Le train captain, âgé de 24 ans a en fait été relâché sur parole. Le rapport de la police nous apprend également «qu’aux alentours de 19h10, alors qu’il pilotait le LRV (NdlR, Light Rail Vehicle) n°101, venant de Curepipe vers Rose-Hill, il a vu un homme qui marchait sur la voie ferrée (….) sur sa gauche. Il a actionné les freins et klaxonné, néanmoins, la partie avant gauche du LRV a heurté l’homme qui a été projeté sur la route et le LRV s’est arrêté quelques mètres plus loin (…)». Dans un communiqué de presse émis vendredi, Metro Express Limited (MEL) affirme que «MEL regrets to inform that an accident occurred at BelleRose, 200 meters before Belle-Rose Station involving a person who was walking on the railway track while the light rail vehicle (LRV) was moving towards Port-Louis, at around 19h15 today (NdlR, vendredi). As per established protocols, the Emergency Services comprising of police, Mauritius Fire & Rescue Services, SAMU were immediately informed and our Operations, Maintenance and Safety staff were present on site for assistance and co-ordination. The metro service has been interrupted, and a bus bridging service was immediately provided. On arrival of the SAMU, the latter confirmed that the person involved in the accident had unfortunately passed away. MEL is collaborating fully with the police, who is conducting an investigation, as per the normal procedure. We wish to reiterate our appeal to the public, rail commuters and road users to adhere to safety signs, look both directions, use designated pathways and be aware of the surroundings when approaching crossings, junctions, and intersections (…)»

Nicholas Soobhee s’apprêtait, au moment de notre conversation, à se rendre à la morgue, pour récupérer le corps de son frère, l’heure et la date des funérailles n’ayant pas encore été fixées à ce moment-là. D’une voix posée, il confie : «Mo frer ti téléfonn mwa vendredi, li dir mwa linn rêvé monn fer aksidan ek ki monn mor… Monn dir li non do ta, mo ankor vivan… Ou trouvé, finalman limem kinn fer aksidan kinn alé…»

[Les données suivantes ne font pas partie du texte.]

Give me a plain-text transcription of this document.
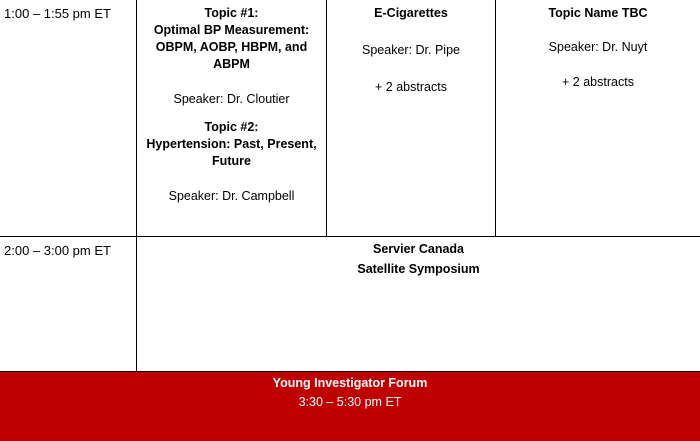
1:00 – 1:55 pm ET	Topic #1:

Optimal BP Measurement:

OBPM, AOBP, HBPM, and

ABPM

Speaker: Dr. Cloutier

Topic #2:

Hypertension: Past, Present,

Future

Speaker: Dr. Campbell

E-Cigarettes

Speaker: Dr. Pipe

+ 2 abstracts

Topic Name TBC

Speaker: Dr. Nuyt

+ 2 abstracts

2:00 – 3:00 pm ET	Servier Canada

Satellite Symposium

Young Investigator Forum

3:30 – 5:30 pm ET
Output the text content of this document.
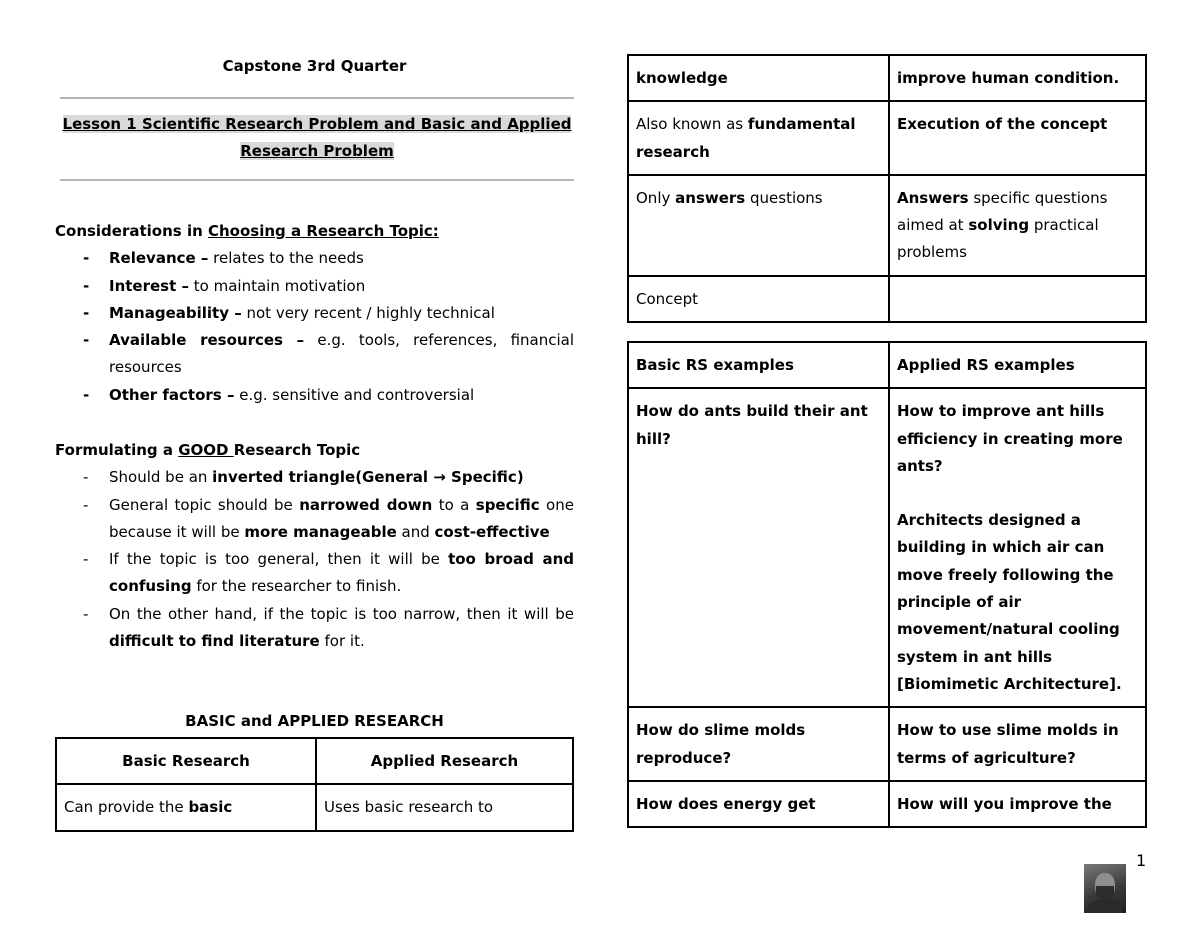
Capstone 3rd Quarter
Lesson 1 Scientific Research Problem and Basic and Applied
Research Problem
Considerations in Choosing a Research Topic:
- Relevance – relates to the needs
- Interest – to maintain motivation
- Manageability – not very recent / highly technical
- Available resources – e.g. tools, references, financial resources
- Other factors – e.g. sensitive and controversial
Formulating a GOOD Research Topic
- Should be an inverted triangle(General → Specific)
- General topic should be narrowed down to a specific one because it will be more manageable and cost-effective
- If the topic is too general, then it will be too broad and confusing for the researcher to finish.
- On the other hand, if the topic is too narrow, then it will be difficult to find literature for it.
BASIC and APPLIED RESEARCH
Basic Research	Applied Research
Can provide the basic	Uses basic research to
knowledge	improve human condition.
Also known as fundamental research	Execution of the concept
Only answers questions	Answers specific questions aimed at solving practical problems
Concept	
Basic RS examples	Applied RS examples
How do ants build their ant hill?	How to improve ant hills efficiency in creating more ants?
Architects designed a building in which air can move freely following the principle of air movement/natural cooling system in ant hills [Biomimetic Architecture].

How do slime molds reproduce?	How to use slime molds in terms of agriculture?
How does energy get	How will you improve the
1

Gilbert Soobhee avait l’index pointé vers le ciel, la main repliée dans le dos après son décès, que l’autopsie pratiquée hier a attribué à de multiples blessures. Des échantillons de sang envoyés au Forensic Science Laboratory détermineront s’il était en état d’ébriété. L’homme de 48 ans est la troisième personne ayant trouvé la mort dans un accident avec le métro, après Yannick Permal, le 23 février 2020 à Barkly et Henashma Beeharry-Ramtohul, à Curepie, le 6 mai.